Daniel V. answered • 09/03/20
Second year Civil Engineering student at UW-Madison
A common way to solve word problems in algebra is with a system of equations. With a system of equations, you can solve for two unknown variables with two known equations. In our case, we're looking to write two equations so that we can find the right amounts to get the price to $2.98 per gallon.
Using the fact that we know the price per gallon of the two fuels and the target price per gallon, we can write the equation:
$3.40·g + $2·s = $2.98
Where g is the percent of gas and s is the percent of substitute in the mix.

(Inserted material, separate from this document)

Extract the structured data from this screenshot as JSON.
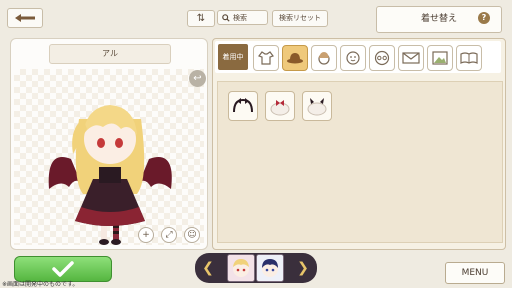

This equation alone isn't enough to solve. We also know a simple fact about percentages: if we're looking to fill a container, 100% of the tank will be filled, or written in a decimal, 1.00 full tank. In the full tank, there is going to be a certain percent gas and certain percent substitute, which is currently unknown. With this fact, we can write the equation:
g + s = 1.00
Where g is the percent of gas and s is the percent of substitute in the mix.
We can now solve the system of equations to get our percents:
g = 1.00 - s solve for g
3.40·(1.00 - s) + 2·s = 2.98 substitute g into the first equation
s = 0.3 distribute the term and solve for s
g + 0.3 = 1.00 substitute s into the second equation
g = 0.7 solve for g
We can answer the question:
0.7 or 70% of the mix should be regular gas and 0.3 or 30% should be the substitute gas
Daniel V.
Glad I could help!09/03/20
Megan H.
Thank you so much!09/03/20